New York/London, March 24 – The market for thermal coal is in structural decline in the United States.

Squeezed out by an abundance of cheap shale gas and ever tightening pollution laws, it may be a harbinger of things to come for other fossil fuel markets globally.

A new report published today by the London-based Carbon Tracker Initiative entitled The U.S. Coal Crash – Evidence for structural change, paints a bleak picture and makes grim reading for investors. It finds that in the last few years U.S. coal markets have been pounded by a combination of cheaper renewables, energy efficiency measures, rising construction costs and a rash of legal challenges as well as the shale gas revolution.

“Cheap gas has knocked coal off its feet, and the need to improve air quality and ever-lower renewables costs has kept coal down for the count,” said Carbon Tracker’s senior researcher, Luke Sussams, who co-authored the report.

The slump in coal prices has driven at least two dozen coal companies into bankruptcy in the last three years alone, including major producers like James River Coal and Patriot Coal Corporation, after many of the worst performers — who betted on an upturn that never came — made acquisitions and borrowed heavily.

Many companies have lost 80 percent of their share value in the same period, including coal colossus, Peabody Energy Corp. The Dow Jones Total Market Coal Sector Index is down 76 percent in the last five years compared with the Down Jones Industrial Average that grew by 69 percent in the same period. The risk for passive investment funds, including some of the big pension funds is particularly acute given they track the indices and would have followed Peabody’s share drop regardless, until it fell out of the S&P 500 Index in September.

We’ve known for decades that coal posed serious health and environmental risks, but now coal has also become an investment risk as countries take serious actions to clear their air and protect the climate,” said Andrew Logan, director of the oil and gas program at Ceres, a non-profit sustainability organization.

“Investors have been pushing for coal and other fossil fuel companies to face facts and adapt their business models to thrive in a carbon-constrained world.”

The financial think-tank says the fate of US coal should serve as a warning to investors in other fossil fuel markets worldwide who fail to prudently read a structural shift away from hydrocarbons and blindly continue to invest in assets that are in increasingly in danger of becoming stranded. Earlier this month the International Energy Agency said that for the first time in 40 years CO2 emissions had stalled in 2014, a development that was not tied to a downturn in economic growth. It attributed the fall to changing patterns of energy consumption in China and OECD countries with the use of renewables and greater energy efficiency measures cited as contributing factors.

“The roof has fallen in on U.S. coal, and alarm bells should be ringing for investors in related sectors around the world,” said Andrew Grant, Carbon Tracker’s financial analyst and report co-author. “These first tremors are amongst the clearest signs yet of a seismic shift in energy markets, as high carbon fuels are set to be increasingly outperformed by lower carbon alternatives.

The coal case study is insightful because it shows how one of the biggest and most advanced economies in the world can decouple growth from coal-based power in a short space of time.

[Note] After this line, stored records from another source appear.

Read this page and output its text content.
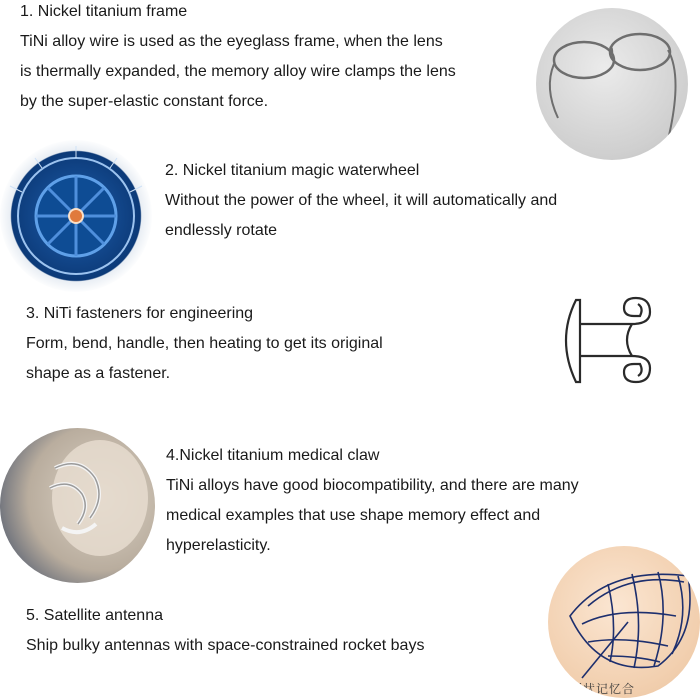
1. Nickel titanium frame
TiNi alloy wire is used as the eyeglass frame, when the lens
is thermally expanded, the memory alloy wire clamps the lens
by the super-elastic constant force.
2. Nickel titanium magic waterwheel
Without the power of the wheel, it will automatically and
endlessly rotate
3. NiTi fasteners for engineering
Form, bend, handle, then heating to get its original
shape as a fastener.
4.Nickel titanium medical claw
TiNi alloys have good biocompatibility, and there are many
medical examples that use shape memory effect and
hyperelasticity.
5. Satellite antenna
Ship bulky antennas with space-constrained rocket bays
形状记忆合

It also highlights how domestic policy initiatives and seismic energy market shifts can quickly conspire to derail a once flourishing business model, even without a global climate deal, or federal carbon price.

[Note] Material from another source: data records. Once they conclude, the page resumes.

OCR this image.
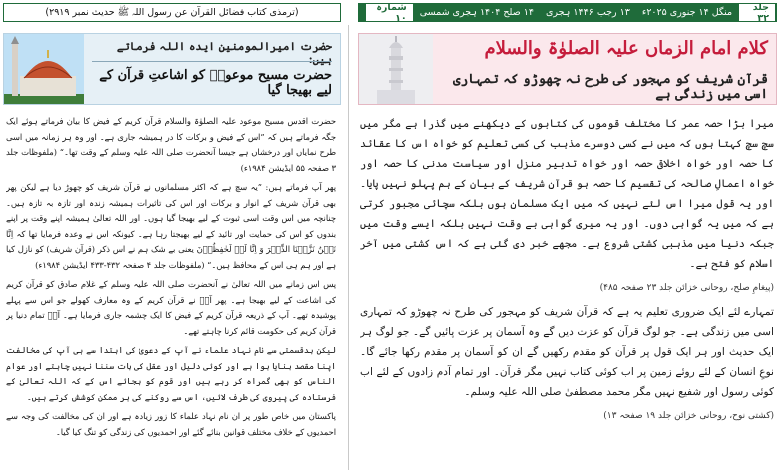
(ترمذی کتاب فضائل القرآن عن رسول اللہ ﷺ حدیث نمبر ۲۹۱۹)	جلد ۳۲
منگل ۱۴ جنوری ۲۰۲۵ء
۱۳ رجب ۱۴۴۶ ہجری
۱۴ صلح ۱۴۰۴ ہجری شمسی
شمارہ ۱۰
کلام امام الزماں علیہ الصلوٰۃ والسلام
قرآن شریف کو مہجور کی طرح نہ چھوڑو کہ تمہاری اسی میں زندگی ہے
حضرت امیرالمومنین ایدہ اللہ فرماتے ہیں:
حضرت مسیح موعودؑ کو اشاعتِ قرآن کے لیے بھیجا گیا

میرا بڑا حصہ عمر کا مختلف قوموں کی کتابوں کے دیکھنے میں گذرا ہے مگر میں سچ سچ کہتا ہوں کہ میں نے کسی دوسرے مذہب کی کسی تعلیم کو خواہ اس کا عقائد کا حصہ اور خواہ اخلاقی حصہ اور خواہ تدبیر منزل اور سیاست مدنی کا حصہ اور خواہ اعمالِ صالحہ کی تقسیم کا حصہ ہو قرآن شریف کے بیان کے ہم پہلو نہیں پایا۔ اور یہ قول میرا اس لئے نہیں کہ میں ایک مسلمان ہوں بلکہ سچائی مجبور کرتی ہے کہ میں یہ گواہی دوں۔ اور یہ میری گواہی بے وقت نہیں بلکہ ایسے وقت میں جبکہ دنیا میں مذہبی کشتی شروع ہے۔ مجھے خبر دی گئی ہے کہ اس کشتی میں آخر اسلام کو فتح ہے۔

(پیغامِ صلح، روحانی خزائن جلد ۲۳ صفحہ ۴۸۵)

تمہارے لئے ایک ضروری تعلیم یہ ہے کہ قرآن شریف کو مہجور کی طرح نہ چھوڑو کہ تمہاری اسی میں زندگی ہے۔ جو لوگ قرآن کو عزت دیں گے وہ آسمان پر عزت پائیں گے۔ جو لوگ ہر ایک حدیث اور ہر ایک قول پر قرآن کو مقدم رکھیں گے ان کو آسمان پر مقدم رکھا جائے گا۔ نوعِ انسان کے لئے روئے زمین پر اب کوئی کتاب نہیں مگر قرآن۔ اور تمام آدم زادوں کے لئے اب کوئی رسول اور شفیع نہیں مگر محمد مصطفیٰ صلی اللہ علیہ وسلم۔

(کشتی نوح، روحانی خزائن جلد ۱۹ صفحہ ۱۳)

حضرت اقدس مسیح موعود علیہ الصلوٰۃ والسلام قرآن کریم کے فیض کا بیان فرماتے ہوئے ایک جگہ فرماتے ہیں کہ ”اس کے فیض و برکات کا در ہمیشہ جاری ہے۔ اور وہ ہر زمانہ میں اسی طرح نمایاں اور درخشاں ہے جیسا آنحضرت صلی اللہ علیہ وسلم کے وقت تھا۔“ (ملفوظات جلد ۳ صفحہ ۵۵ ایڈیشن ۱۹۸۴ء)

پھر آپ فرماتے ہیں: ”یہ سچ ہے کہ اکثر مسلمانوں نے قرآن شریف کو چھوڑ دیا ہے لیکن پھر بھی قرآن شریف کے انوار و برکات اور اس کی تاثیرات ہمیشہ زندہ اور تازہ بہ تازہ ہیں۔ چنانچہ میں اس وقت اسی ثبوت کے لیے بھیجا گیا ہوں۔ اور اللہ تعالیٰ ہمیشہ اپنے وقت پر اپنے بندوں کو اس کی حمایت اور تائید کے لیے بھیجتا رہا ہے۔ کیونکہ اس نے وعدہ فرمایا تھا کہ اِنَّا نَحۡنُ نَزَّلۡنَا الذِّکۡرَ وَ اِنَّا لَہٗ لَحٰفِظُوۡنَ یعنی بے شک ہم نے اس ذکر (قرآن شریف) کو نازل کیا ہے اور ہم ہی اس کے محافظ ہیں۔“ (ملفوظات جلد ۴ صفحہ ۴۳۲-۴۳۳ ایڈیشن ۱۹۸۴ء)

پس اس زمانے میں اللہ تعالیٰ نے آنحضرت صلی اللہ علیہ وسلم کے غلام صادق کو قرآن کریم کی اشاعت کے لیے بھیجا ہے۔ پھر آپؑ نے قرآن کریم کے وہ معارف کھولے جو اس سے پہلے پوشیدہ تھے۔ آپ کے ذریعہ قرآن کریم کے فیض کا ایک چشمہ جاری فرمایا ہے۔ آپؑ تمام دنیا پر قرآن کریم کی حکومت قائم کرنا چاہتے تھے۔

لیکن بدقسمتی سے نام نہاد علماء نے آپ کے دعویٰ کی ابتدا سے ہی آپ کی مخالفت اپنا مقصد بنایا ہوا ہے اور کوئی دلیل اور عقل کی بات سننا نہیں چاہتے اور عوام الناس کو بھی گمراہ کر رہے ہیں اور قوم کو بجائے اس کے کہ اللہ تعالیٰ کے فرستادہ کی پیروی کی طرف لائیں، اس سے روکنے کی ہر ممکن کوشش کرتے ہیں۔

پاکستان میں خاص طور پر ان نام نہاد علماء کا زور زیادہ ہے اور ان کی مخالفت کی وجہ سے احمدیوں کے خلاف مختلف قوانین بنائے گئے اور احمدیوں کی زندگی کو تنگ کیا گیا۔
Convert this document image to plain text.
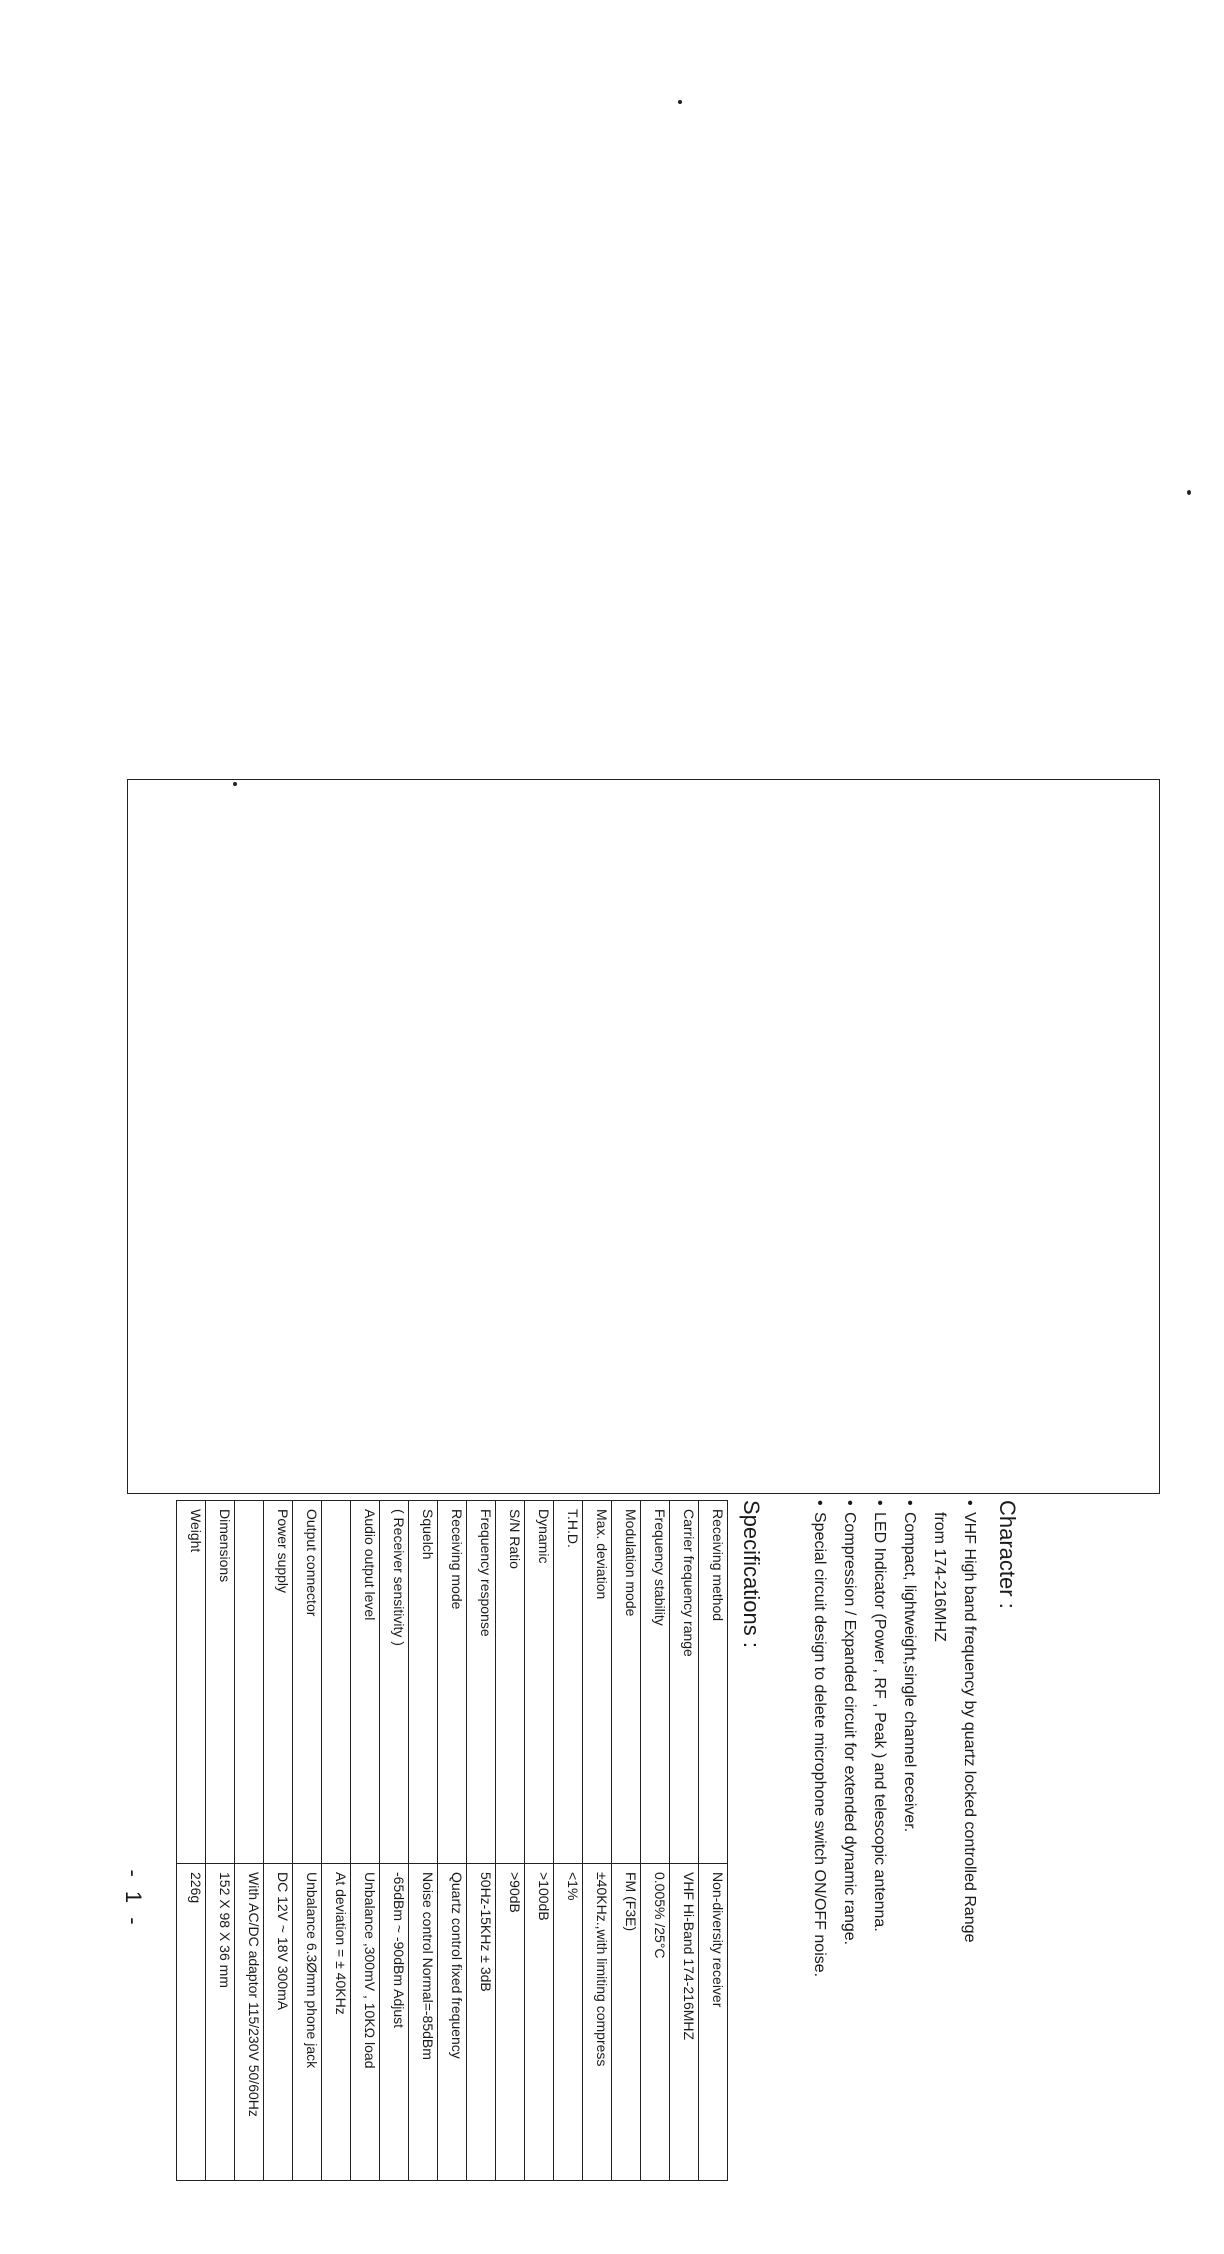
Character :
•
VHF High band frequency by quartz locked controlled Range
from 174-216MHZ
•
Compact, lightweight,single channel receiver.
•
LED Indicator (Power , RF , Peak ) and telescopic antenna.
•
Compression / Expanded circuit for extended dynamic range.
•
Special circuit design to delete microphone switch ON/OFF noise.
Specifications :
Receiving method	Non-diversity receiver
Carrier frequency range	VHF Hi-Band 174-216MHZ
Frequency stability	0.005% /25°C
Modulation mode	FM (F3E)
Max. deviation	±40KHz.,with limiting compress
T.H.D.	<1%
Dynamic	>100dB
S/N Ratio	>90dB
Frequency response	50Hz-15KHz ± 3dB
Receiving mode	Quartz control fixed frequency
Squelch	Noise control Normal=-85dBm
( Receiver sensitivity )	-65dBm ~ -90dBm Adjust
Audio output level	Unbalance ,300mV , 10KΩ load
	At deviation = ± 40KHz
Output connector	Unbalance 6.3Ømm phone jack
Power supply	DC 12V ~ 18V 300mA
	With AC/DC adaptor 115/230V 50/60Hz
Dimensions	152 X 98 X 36 mm
Weight	226g
- 1 -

To recap, U.S. coal has been knocked heavily by the following factors:

  • Cheap shale gas flooded the market causing natural gas prices to dive 80 percent since 2008, pricing out coal in electricity supply
  • Renewables costs have fallen simultaneously, with both developments reducing coal’s share of supply by 10 percent over the same period
  • Air pollution, environment and climate laws issued by the Environmental Protection Agency. The EPA has issued seven in the last few years

The industry’s plan B, to export production to assumed perennial growth markets in Asia, has also floundered amid a global market awash with supply from other countries and weak demand; Chinese coal consumption fell nearly 3% in 2014 while India, the world’s third largest buyer, says it may stop imports of thermal coal in the next three years With domestic markets collapsing and no lifeline from abroad, 264 [1]US mines were closed between 2011 and 2013.

In the future, international investors should be wary of structural rather than cyclical decline in fossil fuel markets like coal. This pattern is spreading across the globe, and poses an existential threat to the business models of companies focused on coal. Carbon Tracker’s “Coal supply Cost Curve” study published last year found that globally approximately $142 billion of future investment (capex) in coal mines for export to 2025 requires a $75 per tonne breakeven price to make a return.

“The collapse in the share prices of the US coal sector 2011-14 is an illustration of how markets can punish investors in a climate-constrained world where lower carbon technology is developing rapidly,” said Mark Fulton research advisor to Carbon Tracker and formerly head of research at Deutsche Bank on climate.